再び、感染経路不明と感染経路不明者の濃厚接触者等が増加し始めていますが、先ほど見たように検査数を増やした影響が大きいでしょう。

年代別に陽性者の推移をみると、20代以下が増加し始めています。

1/13~3/19までの年代別陽性者の推移

ここ3日間は、20代以下を集中的に検査したのでしょうか。

こちらは、1月13日から3月19日までの年代別陽性者の累計です。

1/13~3/19までの年代別陽性者の累計

このところ、20代だけでなく50代の陽性者数も増えてきています。理由はわかりません。

最後に大阪府の1月13日から3月19日までの死亡者の内訳をみておきましょう。

大阪府のコロナ感染での死亡者の内訳(21/01/13~21/03/19)

死亡者数は合計472人です。

そのうち、40代は3人、50代は7人、60代は26人です。

緊急事態宣言が解除されて以降、死亡者数は減っており、ここ数日は1日に2人以下の日が続いています。

緊急事態宣言に効果があったようには思えない

このところ、東京都での新規陽性者数が増えつつあることから、リバウンドが懸念されていると冒頭で述べました。

東京都は緊急事態宣言が出ている最中なので、人の動きは大阪府よりも少ないでしょう。それなのに東京も大阪も、3月以降は、毎日の新規陽性者数の動きが似ています。

東京で陽性者数が増えていると大阪でも陽性者が増えています。
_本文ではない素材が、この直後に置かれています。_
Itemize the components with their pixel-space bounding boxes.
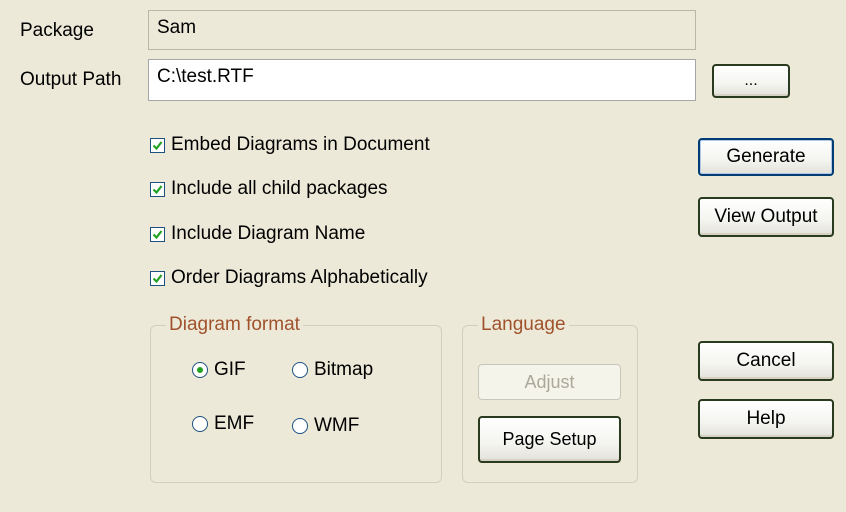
radio-gif[interactable]: GIF — [192, 359, 246, 381]
browse-button[interactable]: ... — [712, 64, 790, 98]
output-path-input[interactable]: C:\test.RTF — [148, 59, 696, 101]
adjust-button[interactable]: Adjust — [478, 364, 621, 400]
option-include-diagram-name[interactable]: Include Diagram Name — [150, 223, 365, 245]
option-label: Embed Diagrams in Document — [171, 134, 430, 155]
radio-label: Bitmap — [314, 359, 374, 380]
radio-emf[interactable]: EMF — [192, 413, 254, 435]
diagram-format-group — [150, 325, 442, 483]
checkmark-icon — [152, 140, 163, 150]
radio-label: EMF — [214, 413, 255, 434]
cancel-button[interactable]: Cancel — [698, 341, 834, 381]
page-setup-button[interactable]: Page Setup — [478, 416, 621, 463]
option-embed-diagrams[interactable]: Embed Diagrams in Document — [150, 134, 430, 156]
option-order-alphabetically[interactable]: Order Diagrams Alphabetically — [150, 267, 428, 289]
radio-button[interactable] — [192, 362, 208, 378]
option-label: Include Diagram Name — [171, 223, 366, 244]
help-button[interactable]: Help — [698, 399, 834, 439]
option-label: Order Diagrams Alphabetically — [171, 267, 428, 288]
radio-button[interactable] — [292, 418, 308, 434]
option-label: Include all child packages — [171, 178, 388, 199]
radio-label: WMF — [314, 415, 360, 436]
output-path-label: Output Path — [20, 69, 122, 90]
checkmark-icon — [152, 184, 163, 194]
package-field: Sam — [148, 10, 696, 50]
checkbox[interactable] — [150, 181, 165, 197]
checkbox[interactable] — [150, 137, 165, 153]
language-title: Language — [478, 314, 569, 336]
radio-button[interactable] — [192, 416, 208, 432]
radio-button[interactable] — [292, 362, 308, 378]
option-include-child-packages[interactable]: Include all child packages — [150, 178, 388, 200]
view-output-button[interactable]: View Output — [698, 197, 834, 237]
package-label: Package — [20, 20, 94, 41]
radio-label: GIF — [214, 359, 246, 380]
radio-bitmap[interactable]: Bitmap — [292, 359, 373, 381]
checkmark-icon — [152, 273, 163, 283]
checkmark-icon — [152, 229, 163, 239]
checkbox[interactable] — [150, 226, 165, 242]
diagram-format-title: Diagram format — [166, 314, 303, 336]
radio-wmf[interactable]: WMF — [292, 415, 359, 437]
generate-button[interactable]: Generate — [698, 138, 834, 176]
checkbox[interactable] — [150, 270, 165, 286]
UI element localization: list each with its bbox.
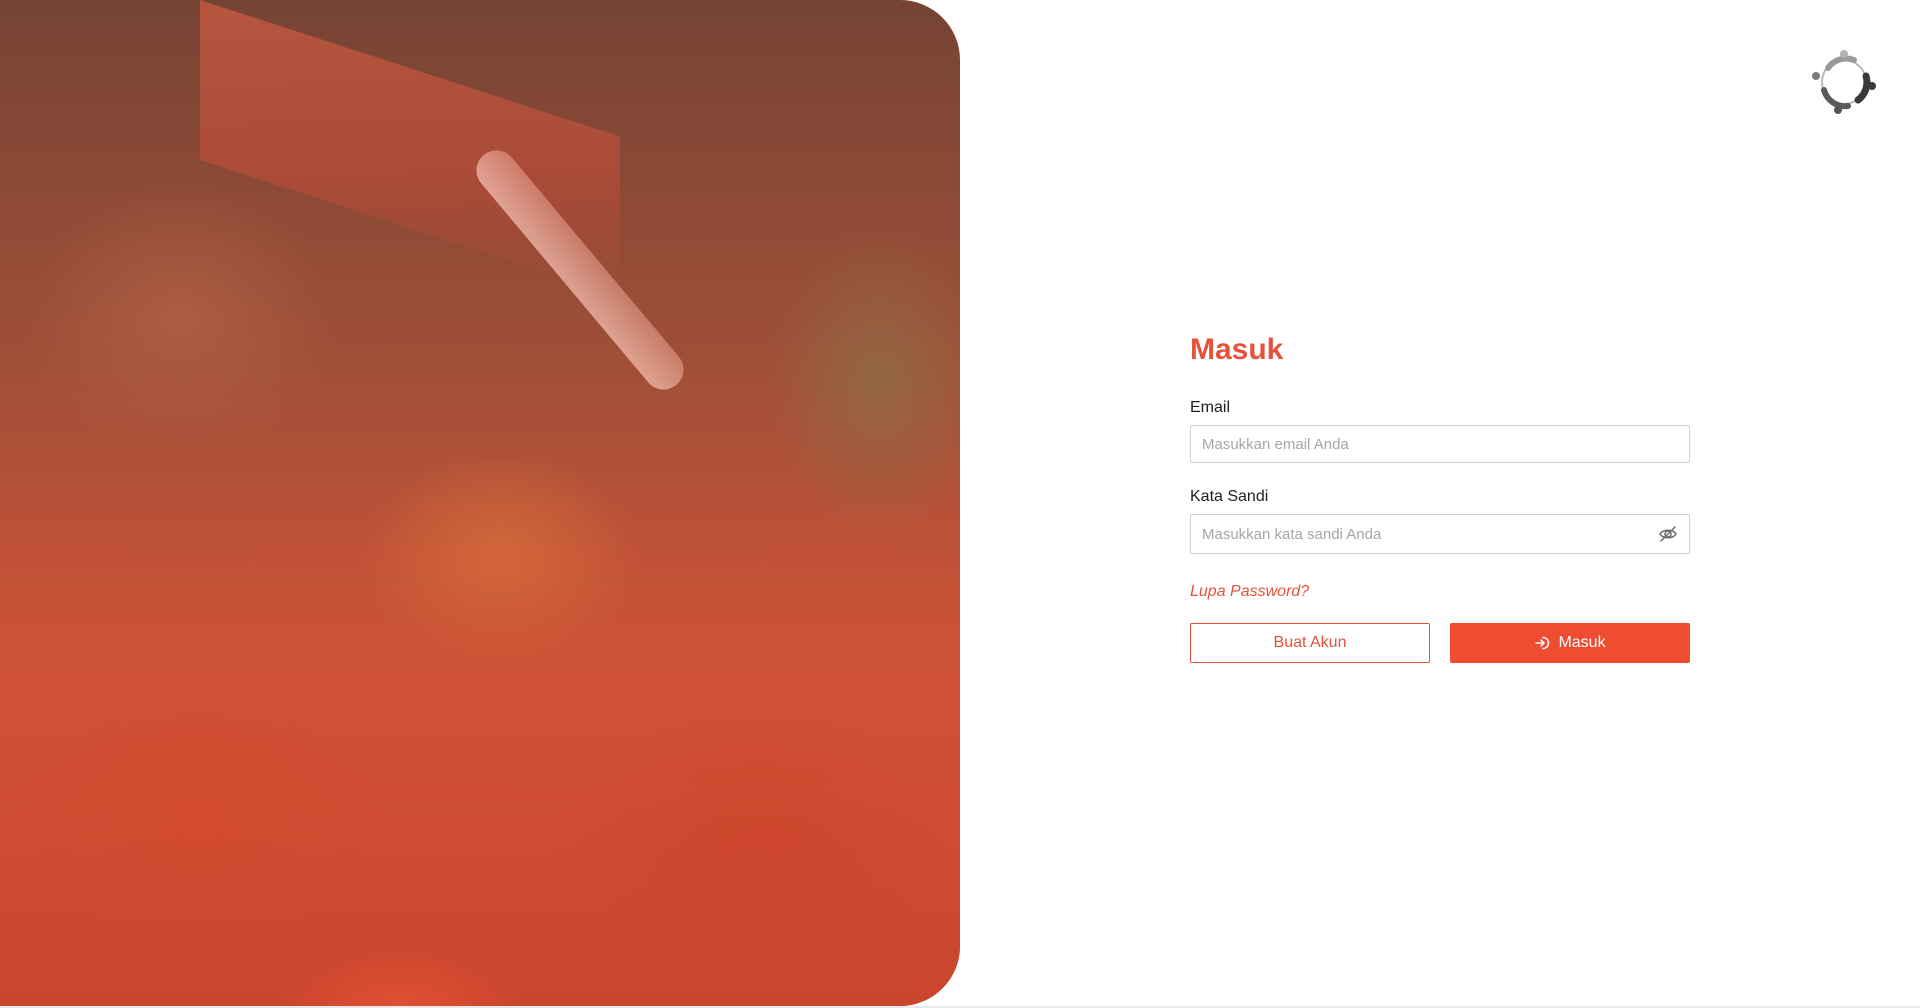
login-arrow-icon (1534, 635, 1550, 651)
password-input[interactable] (1191, 515, 1689, 553)
create-account-label: Buat Akun (1273, 634, 1347, 651)
form-actions: Buat Akun Masuk (1190, 623, 1690, 663)
login-form: Masuk Email Kata Sandi Lupa Password (1190, 330, 1690, 663)
forgot-password-link[interactable]: Lupa Password? (1190, 582, 1309, 602)
hero-tint-overlay (0, 0, 960, 1006)
create-account-button[interactable]: Buat Akun (1190, 623, 1430, 663)
login-button-label: Masuk (1558, 634, 1606, 651)
email-field-group: Email (1190, 398, 1690, 463)
email-input[interactable] (1191, 426, 1689, 462)
password-input-wrapper (1190, 514, 1690, 554)
email-label: Email (1190, 399, 1231, 416)
hero-market-image (0, 0, 960, 1006)
login-button[interactable]: Masuk (1450, 623, 1690, 663)
eye-slash-icon[interactable] (1658, 524, 1678, 544)
password-field-group: Kata Sandi (1190, 487, 1690, 554)
password-label: Kata Sandi (1190, 488, 1269, 505)
brand-logo-icon (1808, 46, 1878, 116)
login-page: Masuk Email Kata Sandi Lupa Password (0, 0, 1920, 1008)
email-input-wrapper (1190, 425, 1690, 463)
page-title: Masuk (1190, 333, 1284, 366)
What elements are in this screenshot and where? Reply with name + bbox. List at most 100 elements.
大阪は緊急事態宣言が解除され、人の動きが活発になっているから陽性者数が増えたと説明できそうです。でも、東京都は緊急事態宣言が解除されていないので、大阪ほどは人は動いていないはずです。

それなのに東京も大阪も、陽性者数が増えているのですから、人の動きが感染の主要因とは言えないでしょう。

大阪の場合は、検査数を増やしていることが、陽性者数の増加に大きく影響していると考えられます。東京の検査数は知りませんが、どうも、意図的に陽性者を水増ししているのではないかと勘繰ってしまいますね。